🤖 AI Summary
This work addresses the lack of standardized evaluation for minute-long audio-visual generation under diverse multimodal conditions such as text, image, and video prompts—a gap left by existing benchmarks that focus primarily on short clips. To bridge this, we introduce LongAV-Compass, the first systematic benchmark for evaluating long-form multimodal audio-visual synthesis, encompassing Text-to-AudioVisual (T2AV), Image-to-AudioVisual (I2AV), and Video-to-AudioVisual (V2AV) tasks. We construct a categorically organized test set and devise a fine-grained evaluation framework spanning over twenty dimensions, including intra-segment quality, inter-segment consistency, global narrative coherence, and audio-visual synchronization. Leveraging multimodal models such as MLLMs, DINO-v2, ArcFace, CLIP, and ImageBind, we establish a comprehensive assessment pipeline integrating semantic, identity, visual, and acoustic features. Experiments across eleven state-of-the-art models, validated by human evaluation, demonstrate the benchmark’s efficacy and expose critical limitations in current methods regarding temporal consistency and cross-modal alignment over extended durations.
📝 Abstract
Audio-visual generation is rapidly advancing from short clips to minute-long content, while existing evaluation protocols remain largely confined to short-form settings. Existing benchmarks primarily focus on 5--10 second text-conditioned generation and rarely support unified evaluation across text, image, and video conditioning modalities.
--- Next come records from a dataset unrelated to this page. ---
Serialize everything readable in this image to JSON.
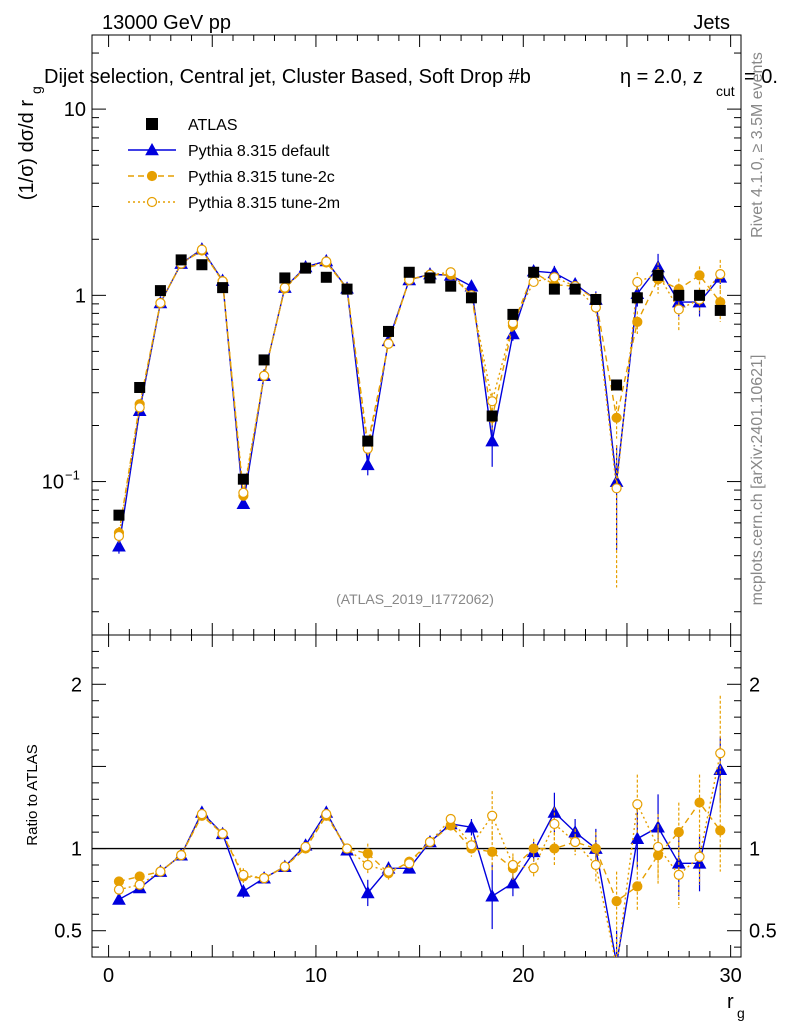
{
  "header": {
    "energy": "13000 GeV pp",
    "process": "Jets",
    "selection": "Dijet selection, Central jet, Cluster Based, Soft Drop #b",
    "eta_label": "η = 2.0, z",
    "zcut_sub": "cut",
    "zcut_tail": "= 0.",
    "analysis_id": "(ATLAS_2019_I1772062)"
  },
  "side_labels": {
    "rivet": "Rivet 4.1.0, ≥ 3.5M events",
    "mcplots": "mcplots.cern.ch [arXiv:2401.10621]"
  },
  "colors": {
    "data": "#000000",
    "default": "#0000dd",
    "tune2c": "#e69f00",
    "tune2m": "#e69f00"
  },
  "chart_data": [
    {
      "type": "scatter",
      "panel": "main",
      "ylabel": "(1/σ) dσ/d r",
      "ylabel_sub": "g",
      "yscale": "log",
      "ylim": [
        0.015,
        25
      ],
      "xlim": [
        -0.8,
        30.5
      ],
      "y_tick_labels": [
        {
          "value": 10,
          "label": "10"
        },
        {
          "value": 1,
          "label": "1"
        },
        {
          "value": 0.1,
          "label": "10",
          "sup": "−1"
        }
      ],
      "legend": [
        "ATLAS",
        "Pythia 8.315 default",
        "Pythia 8.315 tune-2c",
        "Pythia 8.315 tune-2m"
      ],
      "legend_position": "top-left",
      "x": [
        0.5,
        1.5,
        2.5,
        3.5,
        4.5,
        5.5,
        6.5,
        7.5,
        8.5,
        9.5,
        10.5,
        11.5,
        12.5,
        13.5,
        14.5,
        15.5,
        16.5,
        17.5,
        18.5,
        19.5,
        20.5,
        21.5,
        22.5,
        23.5,
        24.5,
        25.5,
        26.5,
        27.5,
        28.5,
        29.5
      ],
      "series": [
        {
          "name": "ATLAS",
          "style": "square",
          "values": [
            0.066,
            0.32,
            1.06,
            1.55,
            1.46,
            1.1,
            0.103,
            0.45,
            1.24,
            1.4,
            1.25,
            1.08,
            0.165,
            0.64,
            1.33,
            1.24,
            1.12,
            0.97,
            0.225,
            0.79,
            1.33,
            1.08,
            1.08,
            0.95,
            0.33,
            0.97,
            1.28,
            1.0,
            1.0,
            0.83
          ]
        },
        {
          "name": "Pythia 8.315 default",
          "style": "triangle-solid",
          "values": [
            0.045,
            0.24,
            0.91,
            1.48,
            1.77,
            1.2,
            0.076,
            0.37,
            1.1,
            1.42,
            1.53,
            1.09,
            0.123,
            0.57,
            1.21,
            1.3,
            1.28,
            1.12,
            0.165,
            0.62,
            1.35,
            1.32,
            1.15,
            0.95,
            0.1,
            1.02,
            1.42,
            0.92,
            0.92,
            1.25
          ],
          "errors": [
            0.004,
            0.01,
            0.02,
            0.03,
            0.03,
            0.03,
            0.004,
            0.01,
            0.02,
            0.03,
            0.03,
            0.02,
            0.015,
            0.02,
            0.03,
            0.03,
            0.03,
            0.04,
            0.045,
            0.05,
            0.06,
            0.12,
            0.08,
            0.1,
            0.057,
            0.15,
            0.25,
            0.15,
            0.15,
            0.1
          ]
        },
        {
          "name": "Pythia 8.315 tune-2c",
          "style": "circle-dashed",
          "values": [
            0.053,
            0.26,
            0.91,
            1.48,
            1.74,
            1.19,
            0.084,
            0.37,
            1.09,
            1.4,
            1.5,
            1.09,
            0.16,
            0.55,
            1.22,
            1.29,
            1.29,
            1.0,
            0.22,
            0.69,
            1.33,
            1.14,
            1.12,
            0.95,
            0.22,
            0.72,
            1.22,
            1.08,
            1.28,
            0.92
          ],
          "errors": [
            0.004,
            0.01,
            0.02,
            0.03,
            0.03,
            0.03,
            0.004,
            0.01,
            0.02,
            0.03,
            0.03,
            0.02,
            0.012,
            0.02,
            0.03,
            0.03,
            0.03,
            0.04,
            0.03,
            0.05,
            0.06,
            0.08,
            0.07,
            0.08,
            0.05,
            0.1,
            0.2,
            0.15,
            0.15,
            0.2
          ]
        },
        {
          "name": "Pythia 8.315 tune-2m",
          "style": "circle-open-dotted",
          "values": [
            0.051,
            0.25,
            0.91,
            1.48,
            1.76,
            1.19,
            0.087,
            0.37,
            1.1,
            1.41,
            1.52,
            1.09,
            0.15,
            0.55,
            1.21,
            1.29,
            1.33,
            1.0,
            0.27,
            0.71,
            1.18,
            1.25,
            1.12,
            0.86,
            0.092,
            1.18,
            1.3,
            0.84,
            0.95,
            1.3
          ],
          "errors": [
            0.004,
            0.01,
            0.02,
            0.03,
            0.03,
            0.03,
            0.004,
            0.01,
            0.02,
            0.03,
            0.03,
            0.02,
            0.012,
            0.02,
            0.03,
            0.03,
            0.03,
            0.04,
            0.03,
            0.05,
            0.06,
            0.08,
            0.07,
            0.08,
            0.065,
            0.15,
            0.2,
            0.2,
            0.15,
            0.25
          ]
        }
      ]
    },
    {
      "type": "scatter",
      "panel": "ratio",
      "ylabel": "Ratio to ATLAS",
      "xlabel": "r",
      "xlabel_sub": "g",
      "ylim": [
        0.34,
        2.3
      ],
      "xlim": [
        -0.8,
        30.5
      ],
      "reference_line": 1,
      "y_tick_labels": [
        {
          "value": 2,
          "label": "2"
        },
        {
          "value": 1,
          "label": "1"
        },
        {
          "value": 0.5,
          "label": "0.5"
        }
      ],
      "x_tick_labels": [
        {
          "value": 0,
          "label": "0"
        },
        {
          "value": 10,
          "label": "10"
        },
        {
          "value": 20,
          "label": "20"
        },
        {
          "value": 30,
          "label": "30"
        }
      ],
      "x": [
        0.5,
        1.5,
        2.5,
        3.5,
        4.5,
        5.5,
        6.5,
        7.5,
        8.5,
        9.5,
        10.5,
        11.5,
        12.5,
        13.5,
        14.5,
        15.5,
        16.5,
        17.5,
        18.5,
        19.5,
        20.5,
        21.5,
        22.5,
        23.5,
        24.5,
        25.5,
        26.5,
        27.5,
        28.5,
        29.5
      ],
      "series": [
        {
          "name": "Pythia 8.315 default",
          "values": [
            0.69,
            0.76,
            0.86,
            0.96,
            1.22,
            1.09,
            0.74,
            0.82,
            0.89,
            1.02,
            1.22,
            0.99,
            0.73,
            0.88,
            0.88,
            1.04,
            1.15,
            1.13,
            0.71,
            0.79,
            0.98,
            1.22,
            1.1,
            1.0,
            0.3,
            1.06,
            1.13,
            0.91,
            0.91,
            1.48
          ],
          "errors": [
            0.03,
            0.02,
            0.02,
            0.02,
            0.02,
            0.02,
            0.04,
            0.02,
            0.02,
            0.02,
            0.02,
            0.02,
            0.08,
            0.04,
            0.03,
            0.02,
            0.03,
            0.05,
            0.2,
            0.08,
            0.06,
            0.12,
            0.08,
            0.12,
            0.2,
            0.18,
            0.2,
            0.2,
            0.17,
            0.2
          ]
        },
        {
          "name": "Pythia 8.315 tune-2c",
          "values": [
            0.8,
            0.83,
            0.86,
            0.96,
            1.2,
            1.09,
            0.83,
            0.82,
            0.89,
            1.0,
            1.2,
            1.0,
            0.97,
            0.85,
            0.92,
            1.04,
            1.14,
            1.0,
            0.98,
            0.88,
            1.0,
            1.0,
            1.04,
            1.0,
            0.68,
            0.77,
            0.96,
            1.1,
            1.28,
            1.11
          ],
          "errors": [
            0.03,
            0.02,
            0.02,
            0.02,
            0.02,
            0.02,
            0.04,
            0.02,
            0.02,
            0.02,
            0.02,
            0.02,
            0.06,
            0.04,
            0.03,
            0.02,
            0.03,
            0.05,
            0.12,
            0.07,
            0.06,
            0.1,
            0.08,
            0.1,
            0.18,
            0.15,
            0.18,
            0.18,
            0.17,
            0.25
          ]
        },
        {
          "name": "Pythia 8.315 tune-2m",
          "values": [
            0.75,
            0.78,
            0.86,
            0.96,
            1.21,
            1.09,
            0.84,
            0.82,
            0.89,
            1.01,
            1.21,
            1.0,
            0.9,
            0.86,
            0.91,
            1.04,
            1.18,
            1.02,
            1.2,
            0.9,
            0.88,
            1.15,
            1.04,
            0.9,
            0.28,
            1.27,
            1.01,
            0.84,
            0.95,
            1.58
          ],
          "errors": [
            0.03,
            0.02,
            0.02,
            0.02,
            0.02,
            0.02,
            0.04,
            0.02,
            0.02,
            0.02,
            0.02,
            0.02,
            0.06,
            0.04,
            0.03,
            0.02,
            0.03,
            0.05,
            0.15,
            0.07,
            0.06,
            0.1,
            0.08,
            0.1,
            0.2,
            0.18,
            0.2,
            0.2,
            0.17,
            0.35
          ]
        }
      ]
    }
  ]
}
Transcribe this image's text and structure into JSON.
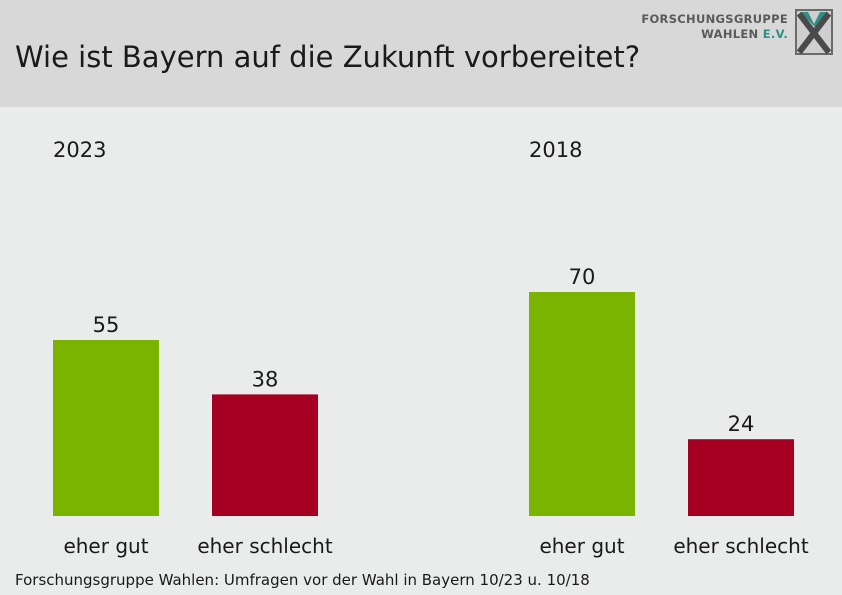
{
  "header": {
    "title": "Wie ist Bayern auf die Zukunft vorbereitet?",
    "logo_line1": "FORSCHUNGSGRUPPE",
    "logo_line2a": "WAHLEN ",
    "logo_line2b": "E.V."
  },
  "chart_data": {
    "type": "bar",
    "categories": [
      "eher gut",
      "eher schlecht"
    ],
    "groups": [
      {
        "name": "2023",
        "values": [
          55,
          38
        ]
      },
      {
        "name": "2018",
        "values": [
          70,
          24
        ]
      }
    ],
    "colors": [
      "#7ab300",
      "#a50021"
    ],
    "ylim": [
      0,
      100
    ],
    "grid": false,
    "legend": "none"
  },
  "footer": {
    "source": "Forschungsgruppe Wahlen: Umfragen vor der Wahl in Bayern 10/23 u. 10/18"
  }
}
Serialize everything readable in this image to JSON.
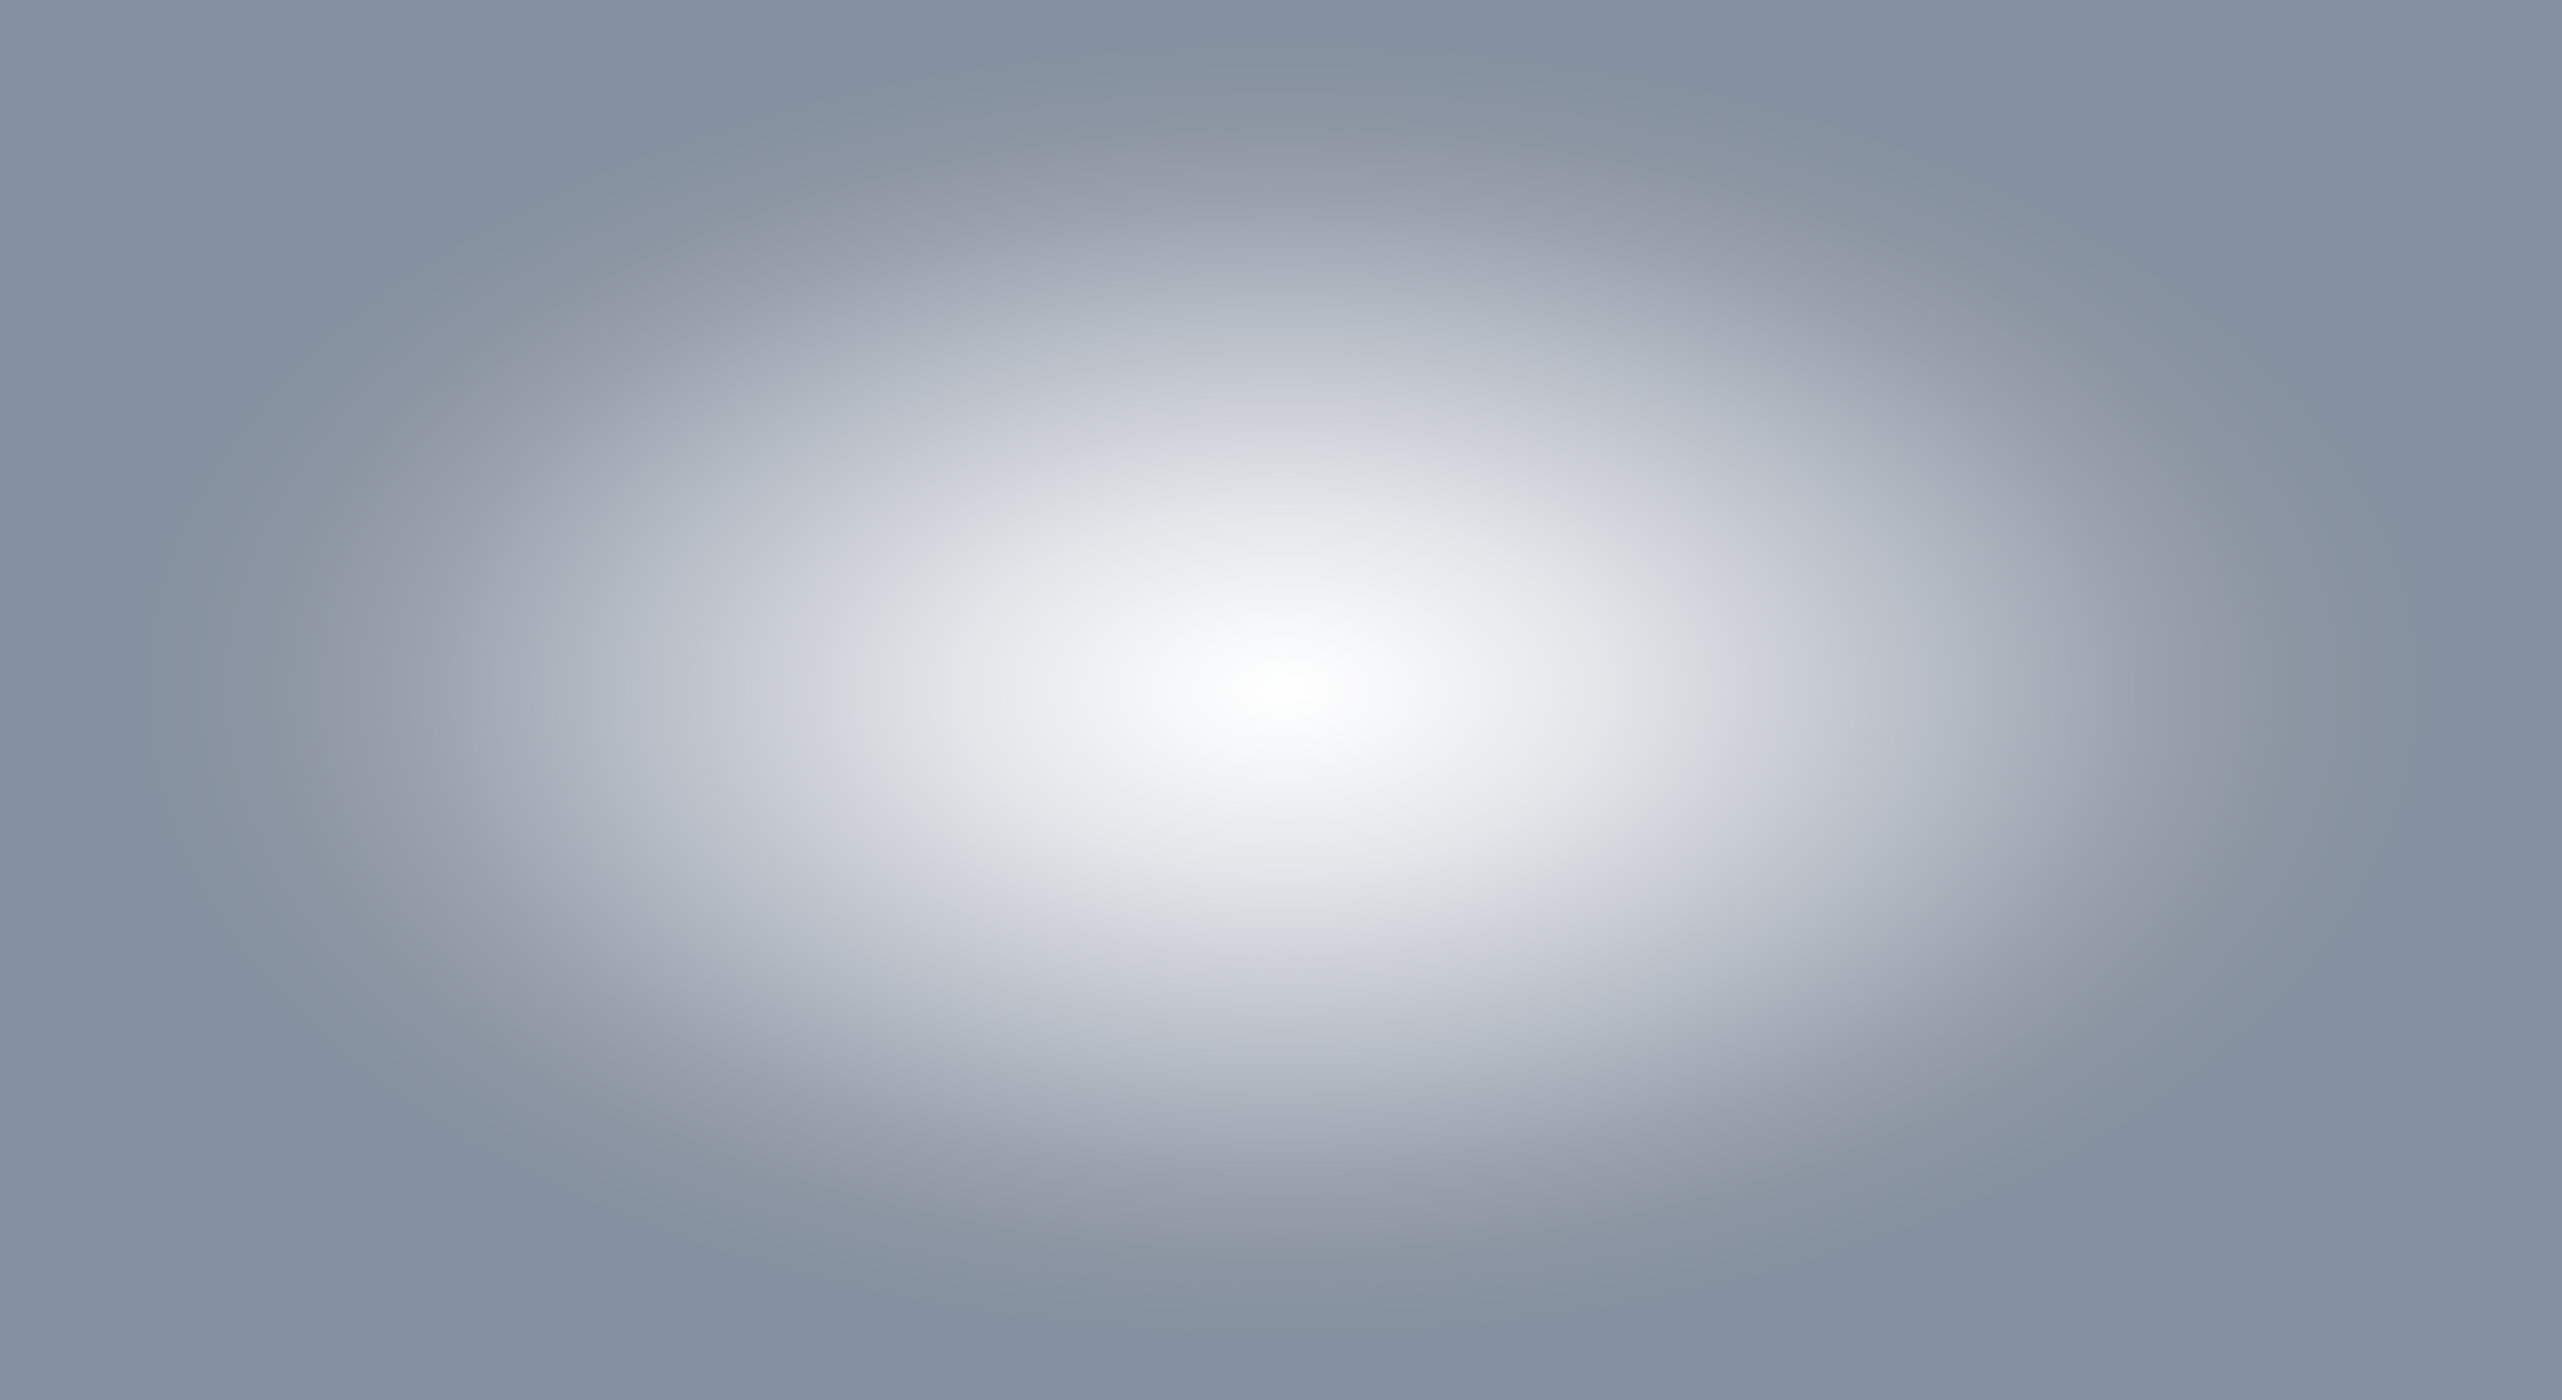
{
  "screen": {
    "description_visible_text": "",
    "background": {
      "edge_color": "#8591a0",
      "center_color": "#ffffff",
      "style": "radial-gradient-vignette"
    }
  }
}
Moreover, they provide limited insight into how identity consistency, narrative coherence, and audio-visual alignment degrade over extended temporal horizons. To bridge this gap, we introduce LongAV-Compass, a systematic benchmark for minute-long audio-visual generation. LongAV-Compass contains 284 curated test cases spanning text-to-audio-video (T2AV), image-to-audio-video (I2AV), and video-to-audio-video (V2AV), organized by application scenario and generation complexity. The benchmark combines taxonomy-guided benchmark construction with a unified evaluation framework that integrates MLLM-assisted assessment with complementary perceptual and multimodal metrics, including DINO-v2, ArcFace, CLIP, and ImageBind. The framework evaluates more than 20 fine-grained dimensions covering within-segment quality, cross-segment consistency, global narrative coherence, semantic alignment, and audio-visual synchronization. Through experiments on 11 representative models together with human-alignment validation, LongAV-Compass provides a diagnostic testbed for analyzing the limitations of current systems in sustaining coherent, semantically aligned, and temporally consistent minute-scale audio-visual generation across diverse input modalities.